Впереди была тайга. Темная, жуткая, чужая и... враждебная. Впереди, должно быть, смерть, но позади — это уж наверняка — смерть! Смерть — в рабстве. Смерть — на воле. Я сделала выбор.

Передо мной открывалась первая страница новой книги... И я еще не знала, что на ней будет написано.

Скитания. «Сибирское гостеприимство»

Приходила ли мне в голову мысль о побеге? Да, разумеется, еще в первый вечер неволи, в вагоне, на станции Флорешты, когда я на закате солнца смотрела на камыши, растущие вдоль Реута.

Тогда я эту мысль отогнала. Мотивы моего решения уже излагались.

А дальше... Дальше я могу посоветовать любопытным прочесть у Виктора Гюго о переживаниях человека, попавшего в зыбучие пески, которые его медленно, но беспощадно засасывают.

Разве он не захотел бы вырваться — любой ценой — из смертоносных объятий зыбуна?! Разве он не предпочел бы поплыть в открытый океан, без всякой надежды его переплыть — лишь бы не этот медленно засасывающий ужас?

Итак, я ринулась «вплавь через Океан»...

Сначала мною руководила лишь одна отчаянная мысль: не умереть на глазах у Хохрина, и я пошла... на восток (луна заходила за спиной, со стороны Суйги).

А затем...

Тут надо признаться: я и по сей день хорошо помню, что и как я делала, но... затрудняюсь объяснить — почему?

С того самого мгновения, как я перешагнула через черную прорубь, я не искала смерти; а после того, как мне почудилось прикосновение маминой руки, и я вспомнила слова старика Кравченко: «крепко, ох, крепко о тебе кто-то молится, Фрося!», — во мне пробудилось желание бороться — за жизнь, за победу...

Но сознательно я ничего не решила.
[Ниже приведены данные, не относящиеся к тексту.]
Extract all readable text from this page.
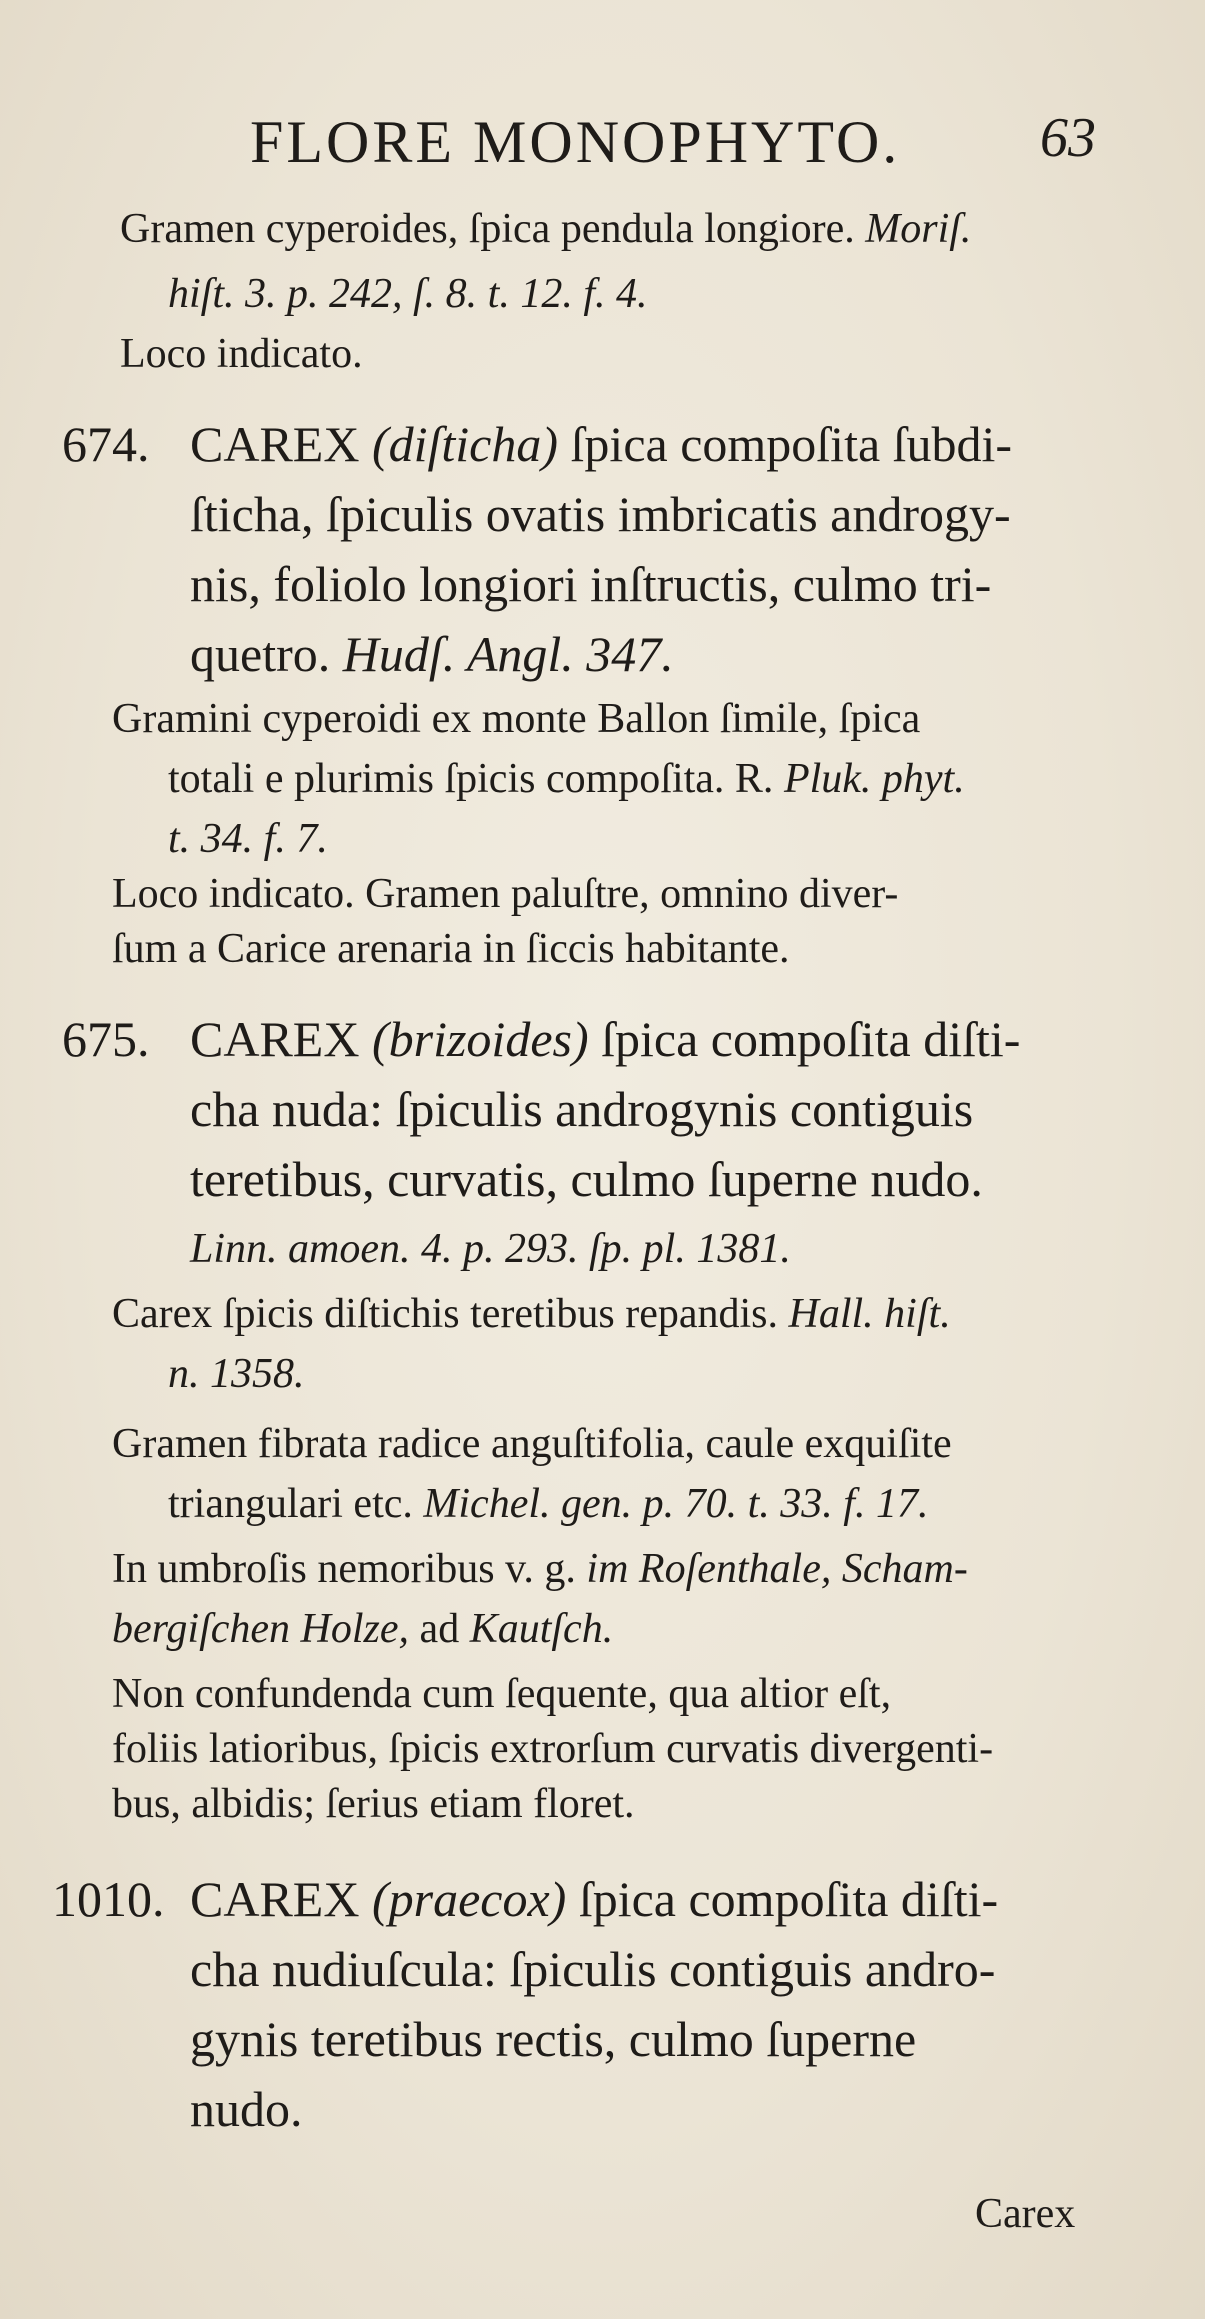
FLORE MONOPHYTO. 63
Gramen cyperoides, ſpica pendula longiore. Moriſ.
hiſt. 3. p. 242, ſ. 8. t. 12. f. 4.
Loco indicato.
674. CAREX (diſticha) ſpica compoſita ſubdi-
ſticha, ſpiculis ovatis imbricatis androgy-
nis, foliolo longiori inſtructis, culmo tri-
quetro. Hudſ. Angl. 347.
Gramini cyperoidi ex monte Ballon ſimile, ſpica
totali e plurimis ſpicis compoſita. R. Pluk. phyt.
t. 34. f. 7.
Loco indicato. Gramen paluſtre, omnino diver-
ſum a Carice arenaria in ſiccis habitante.
675. CAREX (brizoides) ſpica compoſita diſti-
cha nuda: ſpiculis androgynis contiguis
teretibus, curvatis, culmo ſuperne nudo.
Linn. amoen. 4. p. 293. ſp. pl. 1381.
Carex ſpicis diſtichis teretibus repandis. Hall. hiſt.
n. 1358.
Gramen fibrata radice anguſtifolia, caule exquiſite
triangulari etc. Michel. gen. p. 70. t. 33. f. 17.
In umbroſis nemoribus v. g. im Roſenthale, Scham-
bergiſchen Holze, ad Kautſch.
Non confundenda cum ſequente, qua altior eſt,
foliis latioribus, ſpicis extrorſum curvatis divergenti-
bus, albidis; ſerius etiam floret.
1010. CAREX (praecox) ſpica compoſita diſti-
cha nudiuſcula: ſpiculis contiguis andro-
gynis teretibus rectis, culmo ſuperne
nudo.
Carex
Может быть (хоть это и звучит нелепо), помогло то обстоятельство, что у меня был жар и, кажется, я шла в полубессознательном состоянии.

Когда и почему я повернула на запад — не помню. Должно быть, ветер дул с востока, и я повернула по ветру, так было легче.
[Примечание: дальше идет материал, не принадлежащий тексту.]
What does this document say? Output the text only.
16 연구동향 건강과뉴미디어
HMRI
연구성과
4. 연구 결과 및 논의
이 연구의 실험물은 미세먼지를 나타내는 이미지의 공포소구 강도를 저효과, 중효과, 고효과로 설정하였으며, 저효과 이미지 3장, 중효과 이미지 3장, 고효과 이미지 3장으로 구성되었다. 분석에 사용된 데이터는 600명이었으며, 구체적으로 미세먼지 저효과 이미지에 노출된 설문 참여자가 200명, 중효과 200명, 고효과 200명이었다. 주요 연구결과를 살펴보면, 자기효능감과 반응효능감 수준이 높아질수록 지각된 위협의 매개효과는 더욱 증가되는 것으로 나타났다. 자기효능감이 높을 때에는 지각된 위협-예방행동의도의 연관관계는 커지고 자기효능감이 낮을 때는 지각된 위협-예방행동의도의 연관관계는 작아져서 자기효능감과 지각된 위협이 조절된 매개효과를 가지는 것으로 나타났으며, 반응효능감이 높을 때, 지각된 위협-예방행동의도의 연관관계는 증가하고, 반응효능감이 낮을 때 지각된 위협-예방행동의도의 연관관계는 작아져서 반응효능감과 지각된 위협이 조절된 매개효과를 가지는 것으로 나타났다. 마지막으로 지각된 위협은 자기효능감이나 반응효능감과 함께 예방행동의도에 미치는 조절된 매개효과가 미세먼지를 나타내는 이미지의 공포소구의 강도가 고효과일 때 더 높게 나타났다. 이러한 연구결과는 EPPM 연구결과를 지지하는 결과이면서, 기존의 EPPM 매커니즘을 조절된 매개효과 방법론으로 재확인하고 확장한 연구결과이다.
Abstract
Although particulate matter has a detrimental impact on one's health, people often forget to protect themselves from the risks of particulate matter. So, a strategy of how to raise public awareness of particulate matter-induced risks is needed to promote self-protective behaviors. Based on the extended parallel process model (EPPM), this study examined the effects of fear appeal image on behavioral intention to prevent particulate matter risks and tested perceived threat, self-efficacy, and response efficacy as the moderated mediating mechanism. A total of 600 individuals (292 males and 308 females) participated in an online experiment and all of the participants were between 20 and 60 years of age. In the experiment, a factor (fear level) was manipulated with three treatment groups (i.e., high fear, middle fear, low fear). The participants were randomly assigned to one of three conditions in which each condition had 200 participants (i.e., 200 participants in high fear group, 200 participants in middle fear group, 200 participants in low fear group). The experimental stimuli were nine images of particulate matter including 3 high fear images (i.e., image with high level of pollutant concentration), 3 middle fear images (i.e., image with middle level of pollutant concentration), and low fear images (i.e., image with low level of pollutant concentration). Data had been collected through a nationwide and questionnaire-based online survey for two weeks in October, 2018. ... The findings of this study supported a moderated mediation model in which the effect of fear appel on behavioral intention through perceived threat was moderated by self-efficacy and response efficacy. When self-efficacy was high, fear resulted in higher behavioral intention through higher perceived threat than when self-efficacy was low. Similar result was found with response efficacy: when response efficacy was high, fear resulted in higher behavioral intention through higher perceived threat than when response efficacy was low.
В 1941/42 году снега, по словам старожилов, выпало на редкость мало, сантиметров 50 — 60; «на ваше счастье, бессарабцы!» — посмеивались сибиряки и рассказывали о снегах в два метра. Для беглеца, не имеющего лыж, это было действительно счастье... К тому же образовался плотный наст, так что снег выдерживал такого истощенного субъекта, как я. Но, само собой, не в чаще, где снег рыхлый, а по опушкам и по руслам рек.

Выбирая, где идти полегче, я придерживалась русла замерзших рек, которые к тому же текли в одном направлении: на запад, куда идет наклон местности, между Обью и Енисеем.

Но не следует думать, что это было легко, что-то вроде туристического похода. Куда там! Речки, замерзшие на минимальном уровне воды, были сильно захламлены: тут был и плавник, и бурелом, и стволы подмытых и рухнувших деревьев, иногда совершенно перегораживающие русло. Иногда речка разливалась, превращаясь в озеро или болото, и на противоположном берегу я не находила русла и продолжала путь напролом, через заросли кустарника или нагромождения валежника.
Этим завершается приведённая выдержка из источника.